Saturday, December 30, 2006

Philosophy of Nicholas of Cusa



Life and Works

Nicholas Cryfts, called Nicholas of Cusa from the name of his native city, was born in 1401. German by birth, he was Italian in his spiritual and cultural formation. Before going to Padua for the study of law, mathematics and astronomy, he had come under the influence of the mysticism of Master Eckhart. Ordained a Catholic priest, he took part in all the religious controversies of the time, and worked especially with the Council of Florence, which, it was hoped, would lead to the union of the churches.

He was made Cardinal and Bishop of Bressanone. His favorite authors were St. Augustine, Pseudo-Dionysius, Scotus Erigena, St. Bonaventure, and other Neo-Platonists. A man of severe habits, he died at Todi in 1464. His principal work is De docta ignorantia (On Scientific Ignorance); notable also are his De conjecturis (On Conjectures); and De ludo globi (On the Game of the World).

Nicholas of Cusa was a Neo-Platonist in thought, and this led him to formulate a new type of logic and a new interpretation of nature (metaphysics).

Theory of Knowledge

Human knowledge is a collective and unifying activity; there are three stages in acquiring this knowledge: phantasy, reason, intellect.

Phantasy (sense knowledge) has for its scope the unification into a single representation of the multiple data of the senses.

Reason (meaning abstractive and discursive knowledge) is the faculty which abstracts universal concepts; it never arrives at perfect unity. The knowledge of reason, moreover, is deficient because it represents reality in an improper manner, for it is only founded on individual beings. Hence it follows that concepts result from contradictory notes, for instance, unity and multiplicity, being and non-being. The principle of contradiction, the basis of Aristotelian Scholastic logic, is good within the limits of reason, but it gives us an improper knowledge of reality.

We arrive at the knowledge of the reality (God), and hence of unity and the infinite, only by means of a third activity of the spirit, the faculty of intellect, which is supra-rational understanding, mystical intuition. This faculty, overcoming all differences and multiplicity, presents the reality (God) as perfect unity, in which all differences are reconciled in the infinite life, the "coincidence of opposites." The principle of coincidence is for Nicholas of Cusa a new one on which logic must be based in order to arrive at the knowledge of reality.

Hence the title of Nicholas' work De Docta ignorantia, which indicates the limitation of human understanding (reason) as opposed to the knowledge of God that is free of all such limitation (supra-rational). Thus the agnosticism of Nicholas of Cusa is corrected by his fideism, which of course has nothing to do with philosophy.

Theodicy

God is infinite. The infinity of God leads Nicholas of Cusa to affirm the coincidence of opposites. Observing how, in a circumference carried to infinity, the straight and the curved line coincide, he affirms that in the infinity of God all oppositions are identified, all distinctions overcome, and all contrariety fades into nothingness, since the correlative is not to be found. God is the "implicatio" of all opposites. But what in God is "implicatio" and "complicatio," becomes "explicatio" in the universe, which results from multiplicity, distinction, and opposition.

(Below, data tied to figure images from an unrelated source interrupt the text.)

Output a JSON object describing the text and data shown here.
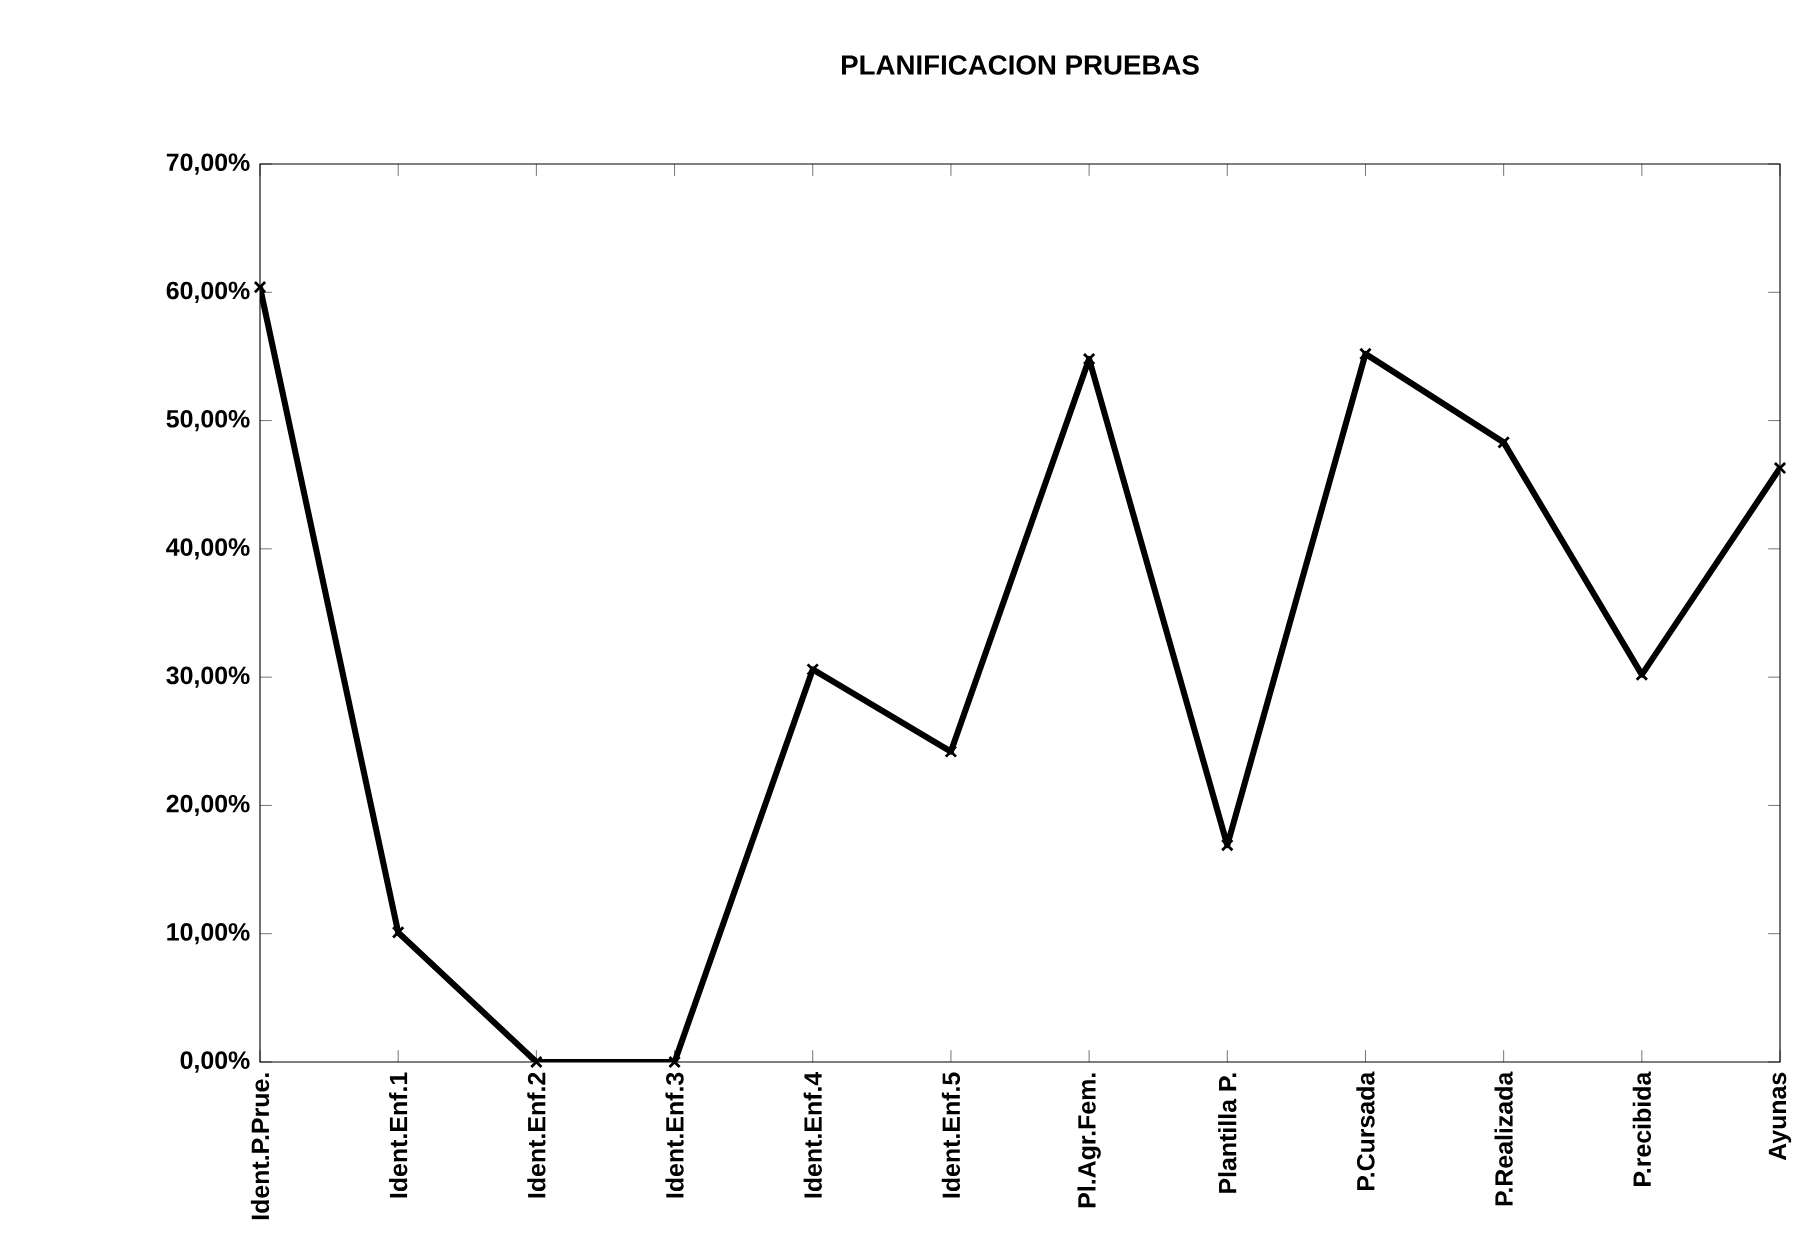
{
  "chart_data": {
    "type": "line",
    "title": "PLANIFICACION PRUEBAS",
    "categories": [
      "Ident.P.Prue.",
      "Ident.Enf.1",
      "Ident.Enf.2",
      "Ident.Enf.3",
      "Ident.Enf.4",
      "Ident.Enf.5",
      "Pl.Agr.Fem.",
      "Plantilla P.",
      "P.Cursada",
      "P.Realizada",
      "P.recibida",
      "Ayunas"
    ],
    "series": [
      {
        "color": "#000000",
        "values": [
          60.4,
          10.1,
          0,
          0,
          30.6,
          24.2,
          54.8,
          16.9,
          55.2,
          48.3,
          30.2,
          46.3
        ]
      }
    ],
    "ylim": [
      0,
      70
    ],
    "yticks": [
      {
        "value": 0,
        "label": "0,00%"
      },
      {
        "value": 10,
        "label": "10,00%"
      },
      {
        "value": 20,
        "label": "20,00%"
      },
      {
        "value": 30,
        "label": "30,00%"
      },
      {
        "value": 40,
        "label": "40,00%"
      },
      {
        "value": 50,
        "label": "50,00%"
      },
      {
        "value": 60,
        "label": "60,00%"
      },
      {
        "value": 70,
        "label": "70,00%"
      }
    ],
    "marker": "cross",
    "line_style": "solid",
    "grid": false,
    "legend": false
  }
}
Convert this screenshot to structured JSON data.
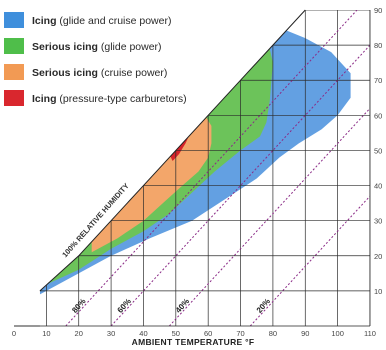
{
  "chart_data": {
    "type": "area",
    "xlabel": "AMBIENT TEMPERATURE  °F",
    "x_ticks": [
      0,
      10,
      20,
      30,
      40,
      50,
      60,
      70,
      80,
      90,
      100,
      110
    ],
    "y_ticks": [
      10,
      20,
      30,
      40,
      50,
      60,
      70,
      80,
      90
    ],
    "xlim": [
      0,
      110
    ],
    "ylim": [
      0,
      90
    ],
    "saturation_label": "100% RELATIVE HUMIDITY",
    "humidity_lines": [
      {
        "label": "80%",
        "factor": 0.8
      },
      {
        "label": "60%",
        "factor": 0.6
      },
      {
        "label": "40%",
        "factor": 0.4
      },
      {
        "label": "20%",
        "factor": 0.2
      }
    ],
    "legend": [
      {
        "bold": "Icing",
        "rest": "(glide and cruise power)",
        "color": "#3f8fdc"
      },
      {
        "bold": "Serious icing",
        "rest": "(glide power)",
        "color": "#4fbe4a"
      },
      {
        "bold": "Serious icing",
        "rest": "(cruise power)",
        "color": "#f29a54"
      },
      {
        "bold": "Icing",
        "rest": "(pressure-type carburetors)",
        "color": "#d9272e"
      }
    ],
    "regions": [
      {
        "name": "Icing (glide and cruise power)",
        "color": "#5b9be0",
        "points": [
          [
            8,
            9
          ],
          [
            30,
            20
          ],
          [
            42,
            25
          ],
          [
            55,
            30
          ],
          [
            65,
            36
          ],
          [
            75,
            42
          ],
          [
            82,
            48
          ],
          [
            88,
            52
          ],
          [
            95,
            56
          ],
          [
            100,
            60
          ],
          [
            104,
            65
          ],
          [
            104,
            72
          ],
          [
            98,
            78
          ],
          [
            90,
            82
          ],
          [
            82,
            85
          ],
          [
            80,
            86
          ],
          [
            8,
            11
          ]
        ]
      },
      {
        "name": "Serious icing (glide power)",
        "color": "#6cc35a",
        "points": [
          [
            8,
            11
          ],
          [
            20,
            16
          ],
          [
            30,
            22
          ],
          [
            40,
            27
          ],
          [
            48,
            32
          ],
          [
            55,
            38
          ],
          [
            62,
            44
          ],
          [
            70,
            50
          ],
          [
            76,
            54
          ],
          [
            78,
            58
          ],
          [
            79,
            64
          ],
          [
            80,
            75
          ],
          [
            78,
            83
          ],
          [
            77,
            85
          ],
          [
            8,
            12
          ]
        ]
      },
      {
        "name": "Serious icing (cruise power)",
        "color": "#f3a66a",
        "points": [
          [
            24,
            21
          ],
          [
            32,
            25
          ],
          [
            40,
            30
          ],
          [
            46,
            35
          ],
          [
            52,
            40
          ],
          [
            57,
            44
          ],
          [
            60,
            48
          ],
          [
            61,
            52
          ],
          [
            61,
            57
          ],
          [
            59,
            60
          ],
          [
            24,
            28
          ]
        ]
      },
      {
        "name": "Icing (pressure-type carburetors)",
        "color": "#d6232a",
        "points": [
          [
            49,
            47
          ],
          [
            51,
            49
          ],
          [
            53,
            52
          ],
          [
            55,
            56
          ],
          [
            54,
            57
          ],
          [
            52,
            55
          ],
          [
            50,
            52
          ],
          [
            48,
            49
          ]
        ]
      }
    ]
  }
}
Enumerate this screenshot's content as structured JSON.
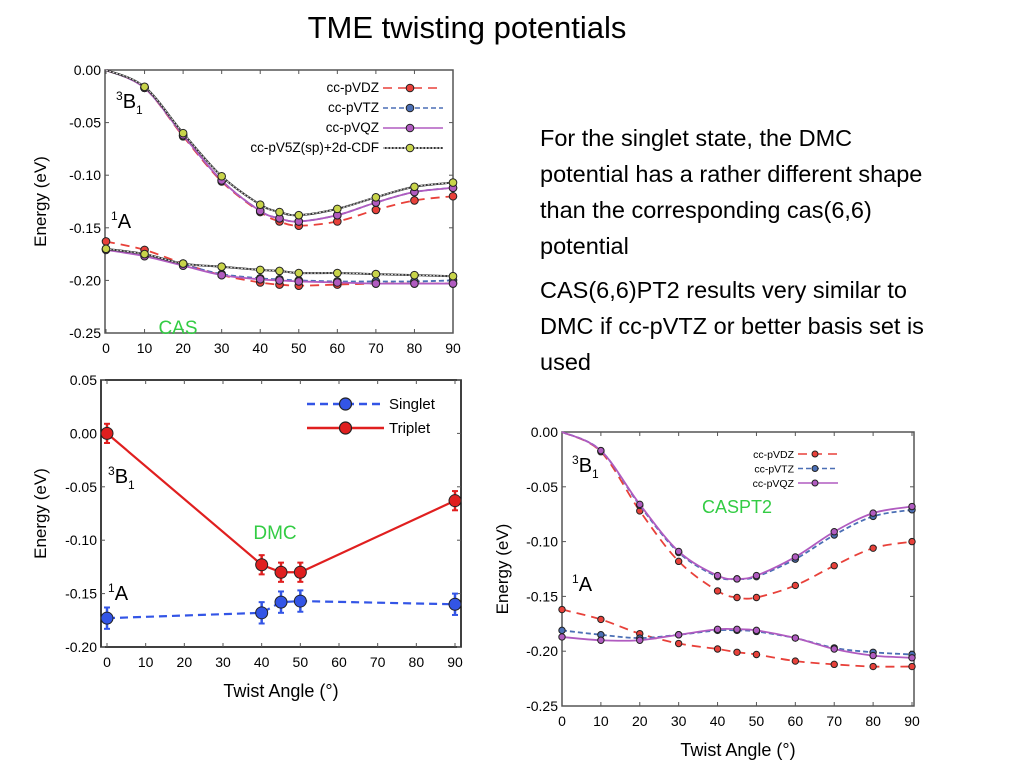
{
  "slide": {
    "title": "TME twisting potentials",
    "bullets": [
      "For the singlet state, the DMC potential has a rather different shape than the corresponding cas(6,6) potential",
      "CAS(6,6)PT2 results very similar to DMC if cc-pVTZ or better basis set is used"
    ]
  },
  "chart_data": [
    {
      "id": "cas",
      "type": "line",
      "title": "",
      "annotation": "CAS",
      "annotation_color": "#33cc44",
      "state_labels": [
        "3B1",
        "1A"
      ],
      "xlabel": "",
      "ylabel": "Energy (eV)",
      "xlim": [
        0,
        90
      ],
      "ylim": [
        -0.25,
        0.0
      ],
      "xticks": [
        "0",
        "10",
        "20",
        "30",
        "40",
        "50",
        "60",
        "70",
        "80",
        "90"
      ],
      "yticks": [
        "0.00",
        "-0.05",
        "-0.10",
        "-0.15",
        "-0.20",
        "-0.25"
      ],
      "legend_position": "top-right",
      "x": [
        0,
        10,
        20,
        30,
        40,
        45,
        50,
        60,
        70,
        80,
        90
      ],
      "series": [
        {
          "name": "cc-pVDZ",
          "state": "3B1",
          "color": "#e8413a",
          "dash": "long",
          "values": [
            0.0,
            -0.017,
            -0.063,
            -0.106,
            -0.135,
            -0.144,
            -0.148,
            -0.144,
            -0.133,
            -0.124,
            -0.12
          ]
        },
        {
          "name": "cc-pVTZ",
          "state": "3B1",
          "color": "#4b6fb5",
          "dash": "short",
          "values": [
            0.0,
            -0.017,
            -0.062,
            -0.105,
            -0.134,
            -0.141,
            -0.144,
            -0.138,
            -0.126,
            -0.116,
            -0.112
          ]
        },
        {
          "name": "cc-pVQZ",
          "state": "3B1",
          "color": "#b05bc0",
          "dash": "solid",
          "values": [
            0.0,
            -0.017,
            -0.062,
            -0.105,
            -0.134,
            -0.141,
            -0.144,
            -0.138,
            -0.126,
            -0.116,
            -0.112
          ]
        },
        {
          "name": "cc-pV5Z(sp)+2d-CDF",
          "state": "3B1",
          "color": "#c8d44a",
          "dash": "dotted",
          "values": [
            0.0,
            -0.016,
            -0.06,
            -0.101,
            -0.128,
            -0.135,
            -0.138,
            -0.132,
            -0.121,
            -0.111,
            -0.107
          ]
        },
        {
          "name": "cc-pVDZ",
          "state": "1A",
          "color": "#e8413a",
          "dash": "long",
          "values": [
            -0.163,
            -0.171,
            -0.184,
            -0.195,
            -0.202,
            -0.204,
            -0.205,
            -0.204,
            -0.203,
            -0.203,
            -0.203
          ]
        },
        {
          "name": "cc-pVTZ",
          "state": "1A",
          "color": "#4b6fb5",
          "dash": "short",
          "values": [
            -0.17,
            -0.176,
            -0.185,
            -0.194,
            -0.198,
            -0.199,
            -0.2,
            -0.201,
            -0.201,
            -0.201,
            -0.2
          ]
        },
        {
          "name": "cc-pVQZ",
          "state": "1A",
          "color": "#b05bc0",
          "dash": "solid",
          "values": [
            -0.171,
            -0.177,
            -0.186,
            -0.195,
            -0.199,
            -0.2,
            -0.201,
            -0.202,
            -0.203,
            -0.203,
            -0.203
          ]
        },
        {
          "name": "cc-pV5Z(sp)+2d-CDF",
          "state": "1A",
          "color": "#c8d44a",
          "dash": "dotted",
          "values": [
            -0.17,
            -0.175,
            -0.184,
            -0.187,
            -0.19,
            -0.191,
            -0.193,
            -0.193,
            -0.194,
            -0.195,
            -0.196
          ]
        }
      ]
    },
    {
      "id": "dmc",
      "type": "line",
      "title": "",
      "annotation": "DMC",
      "annotation_color": "#33cc44",
      "state_labels": [
        "3B1",
        "1A"
      ],
      "xlabel": "Twist Angle (°)",
      "ylabel": "Energy (eV)",
      "xlim": [
        0,
        90
      ],
      "ylim": [
        -0.2,
        0.05
      ],
      "xticks": [
        "0",
        "10",
        "20",
        "30",
        "40",
        "50",
        "60",
        "70",
        "80",
        "90"
      ],
      "yticks": [
        "0.05",
        "0.00",
        "-0.05",
        "-0.10",
        "-0.15",
        "-0.20"
      ],
      "legend_position": "top-right",
      "x": [
        0,
        40,
        45,
        50,
        90
      ],
      "series": [
        {
          "name": "Singlet",
          "color": "#3355e6",
          "dash": "dashed",
          "values": [
            -0.173,
            -0.168,
            -0.158,
            -0.157,
            -0.16
          ],
          "errors": [
            0.01,
            0.01,
            0.01,
            0.01,
            0.01
          ]
        },
        {
          "name": "Triplet",
          "color": "#e01f1f",
          "dash": "solid",
          "values": [
            0.0,
            -0.123,
            -0.13,
            -0.13,
            -0.063
          ],
          "errors": [
            0.009,
            0.009,
            0.009,
            0.009,
            0.009
          ]
        }
      ]
    },
    {
      "id": "caspt2",
      "type": "line",
      "title": "",
      "annotation": "CASPT2",
      "annotation_color": "#33cc44",
      "state_labels": [
        "3B1",
        "1A"
      ],
      "xlabel": "Twist Angle (°)",
      "ylabel": "Energy (eV)",
      "xlim": [
        0,
        90
      ],
      "ylim": [
        -0.25,
        0.0
      ],
      "xticks": [
        "0",
        "10",
        "20",
        "30",
        "40",
        "50",
        "60",
        "70",
        "80",
        "90"
      ],
      "yticks": [
        "0.00",
        "-0.05",
        "-0.10",
        "-0.15",
        "-0.20",
        "-0.25"
      ],
      "legend_position": "top-right",
      "x": [
        0,
        10,
        20,
        30,
        40,
        45,
        50,
        60,
        70,
        80,
        90
      ],
      "series": [
        {
          "name": "cc-pVDZ",
          "state": "3B1",
          "color": "#e8413a",
          "dash": "long",
          "values": [
            0.0,
            -0.018,
            -0.072,
            -0.118,
            -0.145,
            -0.151,
            -0.151,
            -0.14,
            -0.122,
            -0.106,
            -0.1
          ]
        },
        {
          "name": "cc-pVTZ",
          "state": "3B1",
          "color": "#4b6fb5",
          "dash": "short",
          "values": [
            0.0,
            -0.017,
            -0.067,
            -0.11,
            -0.132,
            -0.134,
            -0.132,
            -0.116,
            -0.094,
            -0.077,
            -0.071
          ]
        },
        {
          "name": "cc-pVQZ",
          "state": "3B1",
          "color": "#b05bc0",
          "dash": "solid",
          "values": [
            0.0,
            -0.017,
            -0.066,
            -0.109,
            -0.131,
            -0.134,
            -0.131,
            -0.114,
            -0.091,
            -0.074,
            -0.068
          ]
        },
        {
          "name": "cc-pVDZ",
          "state": "1A",
          "color": "#e8413a",
          "dash": "long",
          "values": [
            -0.162,
            -0.171,
            -0.184,
            -0.193,
            -0.198,
            -0.201,
            -0.203,
            -0.209,
            -0.212,
            -0.214,
            -0.214
          ]
        },
        {
          "name": "cc-pVTZ",
          "state": "1A",
          "color": "#4b6fb5",
          "dash": "short",
          "values": [
            -0.181,
            -0.185,
            -0.188,
            -0.185,
            -0.181,
            -0.181,
            -0.182,
            -0.188,
            -0.197,
            -0.201,
            -0.203
          ]
        },
        {
          "name": "cc-pVQZ",
          "state": "1A",
          "color": "#b05bc0",
          "dash": "solid",
          "values": [
            -0.187,
            -0.19,
            -0.19,
            -0.185,
            -0.18,
            -0.18,
            -0.181,
            -0.188,
            -0.198,
            -0.204,
            -0.206
          ]
        }
      ]
    }
  ]
}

This concept does not differ substantially from the Neo-Platonic idea. The "explicatio" is equivalent to Platonic emanations, by virtue of which God, absolute unity, becomes multiple through subsequent emanations. The concept of Nicholas of Cusa becomes more dangerous because of the consequences he derives from "explicatio." The world is an infinite potential, and because of this it participates in an attribute of divinity. This theory was to be reaffirmed by Giordano Bruno. God is as it were contracted in beings; He is the absolute quiddity of all the things in which He is contracted.

Nicholas of Cusa was the first philosopher to separate himself from Scholasticism. He began with a logic based on the coincidence of opposites -- at variance with Aristotelian-Scholastic logic, which is based on the principle of contradiction. In metaphysics he was Platonic, and the notion of the transcendence of God was thus seriously compromised.